9. The a pparatus of claim 1, wherein said at least one computer
program comprises a plurality of emulators.
10. The apparatus of claim 9, wherein said plurality of emulators
comprise emulators for at least two different computer
architectures.
11. The apparatus of claim 1, wherein said at least one computer
program comprises at least one operating system.
12. The apparatus of claim 1, said computer executable instructions
further comprising instructions for transparently obtaining said
code fragments from said at least one computer program for said
instructions for dynamically transforming said code fragments and
for said instructions for caching said code fragments.
13. The apparatus of claim 12, said computer executable
instructions further comprising instructions for controlling the
execution of said at least one computer program on said at least
one computer processor.
14. The apparatus of claim 12, said computer executable
instructions further comprising instructions for obtaining optimal
portions of code from said at least one computer program to create
said code fragments.
15. The apparatus of claim 12, wherein said instructions for
transparently obtaining said code fragments from said at least one
computer program obtain said code fragments across a network.
16. The apparatus of claim 1, said computer executable instructions
further comprising instructions for optimizing said code
fragments.
17. The apparatus of claim 1, said computer executable instructions
further comprising instructions for linking a plurality of said
code fragments to create a larger code fragment.
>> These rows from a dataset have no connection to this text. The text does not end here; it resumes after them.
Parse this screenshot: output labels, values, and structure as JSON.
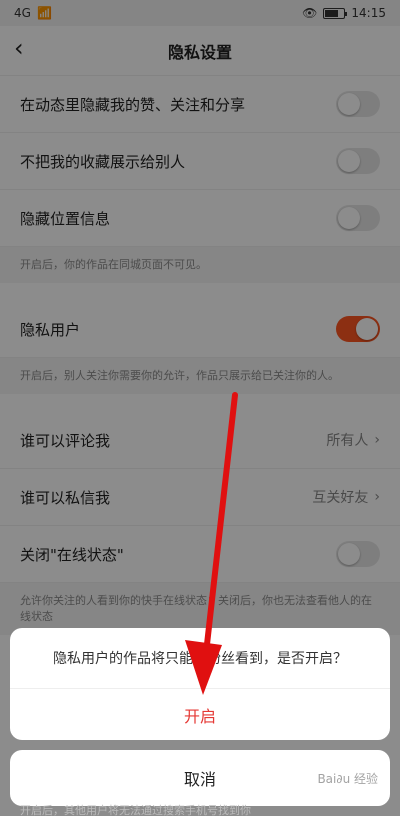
{
  "status": {
    "left_text": "4G",
    "time": "14:15",
    "battery_level": 0.7
  },
  "header": {
    "title": "隐私设置"
  },
  "rows": [
    {
      "label": "在动态里隐藏我的赞、关注和分享",
      "toggle": false
    },
    {
      "label": "不把我的收藏展示给别人",
      "toggle": false
    },
    {
      "label": "隐藏位置信息",
      "toggle": false
    }
  ],
  "notes": {
    "location": "开启后，你的作品在同城页面不可见。",
    "private_user": "开启后，别人关注你需要你的允许，作品只展示给已关注你的人。",
    "online": "允许你关注的人看到你的快手在线状态；关闭后，你也无法查看他人的在线状态"
  },
  "private_user": {
    "label": "隐私用户",
    "toggle": true
  },
  "comment": {
    "label": "谁可以评论我",
    "value": "所有人"
  },
  "message": {
    "label": "谁可以私信我",
    "value": "互关好友"
  },
  "online": {
    "label": "关闭\"在线状态\"",
    "toggle": false
  },
  "dialog": {
    "message": "隐私用户的作品将只能被粉丝看到，是否开启？",
    "confirm": "开启",
    "cancel": "取消"
  },
  "bottom_hint": "开启后，其他用户将无法通过搜索手机号找到你",
  "colors": {
    "accent": "#ff5722",
    "dialog_confirm": "#e53935"
  }
}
18. The apparatus of claim 1, said computer executable instructions
further comprising instructions for replacing hardware control code
in said code fragments, where said hardware control code is adapted
to control hardware which not present and hardware which is not
functioning.
19. Apparatus for dynamically transforming and caching at least one
computer program, the apparatus comprising: a. one or more computer
readable storage media; and b. computer executable instructions
stored in the one or more computer readable storage media, the
computer executable instructions comprising: i. instructions for
dynamically transforming code fragments; ii. instructions for
dynamically optimizing said code fragments; iii. instructions for
caching said code fragments; iv. instructions for changing hardware
control code in said code fragments; v. instructions for
transparently obtaining said code fragments from said at least one
computer program; vi. instructions providing an application
programming interface enabling said at least one computer program
to activate said instructions for dynamically transforming and
caching said code fragments; and vii. instructions for causing said
code fragments to be executed by at least one computer
processor.
20. Apparatus for executing a plurality of software applications,
the apparatus comprising: a. one or more computer readable storage
media; and b. computer executable instructions stored in the one or
more computer readable storage media, the computer executable
instructions comprising: i. instructions for obtaining portions of
computer program code from said plurality of software applications;
ii. instructions for dynamically transforming and caching said
portions of computer program code to create transformed code
fragments; and iii. instructions for executing said transformed
code fragments.
21. The apparatus of claim 20, wherein said plurality of software
applications comprise emulators.
22. The apparatus of claim 21, wherein said plurality of software
applications emulate computer systems with at least two different
instruction set architectures.
Description
FIELD OF THE INVENTION
[0001] This invention relates generally to computer systems and
more specifically to explicit or transparent dynamic transformation
of executing binary program code, including emulating and
translating code written for multiple instruction set architectures
on incompatible hardware.
BACKGROUND
[0002] As is generally known, computers are used to manipulate data
under the control of software. Modern digital computers typically
include components such as one or more microprocessors,
random-access memory, storage devices such as hard disks, CD-ROM
and floppy drives, and other input/output devices such as a
monitor, keyboard, and mouse. Computers, in particular
multi-purpose computers, are usually controlled by operating system
software, which in turn executes user application software. Both
operating system software and user application software is written
to execute on a given type of computer hardware. That is, software
is written to correspond to the particular instruction set
architecture in a computer, the set of instructions that the
processor in the computer recognizes and can execute. If the
software is executed on a computer without an operating system, the
software must also be written to correspond to the particular set
of components or peripherals in the computer.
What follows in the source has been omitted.